Unfortunately, his talk and mine were almost the only economic talks at the meeting in Peking. As one of the Russian attendees pointed out to me, “Marxism” is the Chinese word for politics. “Marxism with Chinese characteristics” means to doing what they want politically. But economically they’ve sent their students to the United States, to attend business schools to learn how U.S. financial engineering practices.
Shanghai is where Milton Friedman and the Chicago Boys came in the 1970s and early 80s, because the Chinese government worried that if western Marxists came over, they would tend to interfere with domestic Chinese politics. So actually, China had less exposure to foreign Marxian economics than to U.S.-style neoliberal teaching.
I gave the same basic talk in neighboring Tianjin, which is a more interesting city in many ways. It’s where Chou En-Lei went to school. Talking to women students (about 80 percent of the economics students were women, because it’s considered a social science there) about how they planned to get an apartment, I was told that they would have to marry a boy whose parents gave him an apartment. I didn’t meet any male student who said he would have to marry a woman with her own apartment. It’s a male’s role to have an apartment for his wife. So if you can’t find a guy with his own apartment this is not going to lead to a happy married life, and there may be no marriage at all.
Some of the students that I talked to three years ago are graduating now, but are still not married. So I asked where they were going to live. One of the problems I found out – in addition to what we just talked about – was that in order to prevent a rural exodus to the big cities, people from the provinces or from small towns are not allowed to get a passport to live in these cities. They’re only allowed to buy apartments in their home town. China is trying to prevent overcrowding and the development of slums. As a result, in order to get an apartment the student decided to teach at a university or the high school that provides its own housing.
So China’s corporations, public universities and other institutions are doing much what the Russian Soviets did: Employers provide their own workers with housing.
Meanwhile, you’ve had a move in the last three years under President Xi against corruption. The way they’ve moved against corruption is to put in a bureaucracy to prevent it. That is a natural step in any country. The bureaucracy has put a short lease on what governments can spending. So most universities, if they have big conferences, need a private-sector participant to share in the cost, especially if they bring people over from abroad. At the worse, this shifts corruption from the public sector to the private sector.

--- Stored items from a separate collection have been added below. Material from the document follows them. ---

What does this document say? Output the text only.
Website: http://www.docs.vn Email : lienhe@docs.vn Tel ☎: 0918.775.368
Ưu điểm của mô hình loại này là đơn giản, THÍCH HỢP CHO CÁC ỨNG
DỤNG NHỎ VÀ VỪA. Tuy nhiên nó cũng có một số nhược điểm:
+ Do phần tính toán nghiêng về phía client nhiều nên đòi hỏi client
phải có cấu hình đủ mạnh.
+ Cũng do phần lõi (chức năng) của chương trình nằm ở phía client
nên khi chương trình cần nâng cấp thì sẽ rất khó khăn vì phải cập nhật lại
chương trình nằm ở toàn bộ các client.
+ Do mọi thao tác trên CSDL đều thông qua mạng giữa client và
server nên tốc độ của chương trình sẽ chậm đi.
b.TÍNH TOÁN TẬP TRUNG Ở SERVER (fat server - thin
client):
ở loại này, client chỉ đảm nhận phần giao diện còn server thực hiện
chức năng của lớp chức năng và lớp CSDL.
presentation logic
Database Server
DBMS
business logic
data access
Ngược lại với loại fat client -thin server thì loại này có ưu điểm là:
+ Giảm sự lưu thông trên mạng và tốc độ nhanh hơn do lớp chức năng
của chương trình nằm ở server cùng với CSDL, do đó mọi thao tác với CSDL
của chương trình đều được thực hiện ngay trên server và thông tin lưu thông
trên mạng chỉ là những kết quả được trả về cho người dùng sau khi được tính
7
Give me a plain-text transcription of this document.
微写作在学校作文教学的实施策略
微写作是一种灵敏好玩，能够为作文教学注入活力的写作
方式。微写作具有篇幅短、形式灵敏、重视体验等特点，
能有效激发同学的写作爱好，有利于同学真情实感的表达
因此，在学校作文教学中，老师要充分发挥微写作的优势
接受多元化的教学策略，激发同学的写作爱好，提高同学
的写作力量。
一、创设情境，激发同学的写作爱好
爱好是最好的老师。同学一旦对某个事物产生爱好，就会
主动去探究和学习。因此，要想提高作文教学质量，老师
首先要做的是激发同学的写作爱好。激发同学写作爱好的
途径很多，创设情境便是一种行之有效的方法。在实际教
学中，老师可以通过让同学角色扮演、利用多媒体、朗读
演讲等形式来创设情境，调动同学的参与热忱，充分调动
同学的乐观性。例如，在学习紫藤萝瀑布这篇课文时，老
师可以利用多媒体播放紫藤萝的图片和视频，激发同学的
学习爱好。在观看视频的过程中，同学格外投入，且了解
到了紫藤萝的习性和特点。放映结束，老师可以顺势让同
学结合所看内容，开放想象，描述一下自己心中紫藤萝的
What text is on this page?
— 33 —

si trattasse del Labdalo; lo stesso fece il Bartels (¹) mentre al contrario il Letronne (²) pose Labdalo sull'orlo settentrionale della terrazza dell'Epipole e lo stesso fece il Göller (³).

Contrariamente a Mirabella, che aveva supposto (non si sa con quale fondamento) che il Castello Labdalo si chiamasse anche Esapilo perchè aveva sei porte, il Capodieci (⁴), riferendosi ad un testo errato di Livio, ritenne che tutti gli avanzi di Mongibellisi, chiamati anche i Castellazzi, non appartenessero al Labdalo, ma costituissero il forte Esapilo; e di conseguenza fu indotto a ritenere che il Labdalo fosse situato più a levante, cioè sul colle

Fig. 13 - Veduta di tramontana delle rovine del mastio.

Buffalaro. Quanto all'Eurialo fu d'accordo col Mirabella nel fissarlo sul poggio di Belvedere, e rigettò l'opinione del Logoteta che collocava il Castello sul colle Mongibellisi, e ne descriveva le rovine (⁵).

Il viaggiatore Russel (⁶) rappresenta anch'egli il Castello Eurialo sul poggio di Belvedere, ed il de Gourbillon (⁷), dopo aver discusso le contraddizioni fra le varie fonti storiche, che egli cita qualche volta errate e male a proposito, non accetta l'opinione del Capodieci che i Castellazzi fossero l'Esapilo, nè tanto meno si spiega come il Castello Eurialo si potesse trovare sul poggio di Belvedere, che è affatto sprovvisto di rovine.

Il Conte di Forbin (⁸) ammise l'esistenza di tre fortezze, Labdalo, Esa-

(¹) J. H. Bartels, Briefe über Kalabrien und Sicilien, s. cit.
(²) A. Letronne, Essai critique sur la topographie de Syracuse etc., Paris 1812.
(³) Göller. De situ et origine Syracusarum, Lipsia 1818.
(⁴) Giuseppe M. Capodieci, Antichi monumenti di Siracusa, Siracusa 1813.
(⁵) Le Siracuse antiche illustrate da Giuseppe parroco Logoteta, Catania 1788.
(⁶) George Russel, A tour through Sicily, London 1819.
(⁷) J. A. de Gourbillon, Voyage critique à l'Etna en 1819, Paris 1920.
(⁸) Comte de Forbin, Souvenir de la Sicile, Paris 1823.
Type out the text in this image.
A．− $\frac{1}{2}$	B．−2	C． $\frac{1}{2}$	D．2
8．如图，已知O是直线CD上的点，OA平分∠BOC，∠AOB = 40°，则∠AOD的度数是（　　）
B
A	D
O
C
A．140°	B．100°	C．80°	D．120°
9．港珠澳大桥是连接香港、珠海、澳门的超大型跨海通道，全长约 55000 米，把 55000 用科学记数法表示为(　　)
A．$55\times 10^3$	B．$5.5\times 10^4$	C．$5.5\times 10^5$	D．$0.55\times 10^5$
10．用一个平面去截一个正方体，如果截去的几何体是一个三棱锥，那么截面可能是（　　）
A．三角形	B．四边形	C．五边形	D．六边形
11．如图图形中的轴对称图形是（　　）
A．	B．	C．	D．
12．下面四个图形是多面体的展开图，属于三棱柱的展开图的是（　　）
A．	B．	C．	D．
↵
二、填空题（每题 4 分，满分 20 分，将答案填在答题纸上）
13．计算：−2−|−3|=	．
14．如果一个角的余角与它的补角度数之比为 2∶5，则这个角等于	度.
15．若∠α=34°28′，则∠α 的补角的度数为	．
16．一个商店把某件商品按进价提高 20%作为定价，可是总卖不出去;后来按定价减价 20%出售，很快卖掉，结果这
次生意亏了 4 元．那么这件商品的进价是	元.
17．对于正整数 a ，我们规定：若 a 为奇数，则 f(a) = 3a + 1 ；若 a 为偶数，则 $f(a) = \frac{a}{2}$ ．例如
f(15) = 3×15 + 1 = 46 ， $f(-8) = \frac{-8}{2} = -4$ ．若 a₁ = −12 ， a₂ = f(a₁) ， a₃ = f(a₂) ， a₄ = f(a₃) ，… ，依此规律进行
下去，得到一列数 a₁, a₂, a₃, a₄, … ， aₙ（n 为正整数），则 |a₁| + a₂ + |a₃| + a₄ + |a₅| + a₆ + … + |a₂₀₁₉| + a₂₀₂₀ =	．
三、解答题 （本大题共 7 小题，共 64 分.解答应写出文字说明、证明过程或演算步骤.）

Meanwhile, there’s a shift going on in China now, and the political attitude of the students I talked to is quite different from what it was a decade ago, when students really thought that they could change the country and get rid of corruption. OK, they’ve cracked down on corruption. They put in bureaucracy. But now they’re faced with a problem that their students have all been sent to America to study economics and come back and ask “How do we get a free market?”
I couldn’t believe that students in China were asking me about a free market. But that idea led President Xi a few months ago to say they’re thinking of letting in American and European banks. Well, I think this would be a disaster. If you let in the American and foreign banks, their product is debt! What are they going to lend money for?
The answer is that they’re going to lend more money to buy apartments than other Chinese banks are willing to lend. That’s how banks increase their market share – a race to the bottom, into deeper and deeper debt. The new banks will lend on easier terms, with lower down payments. That provides buyers with even more credit to bid up the price of real estate. The effect will be to start pricing China out of the market.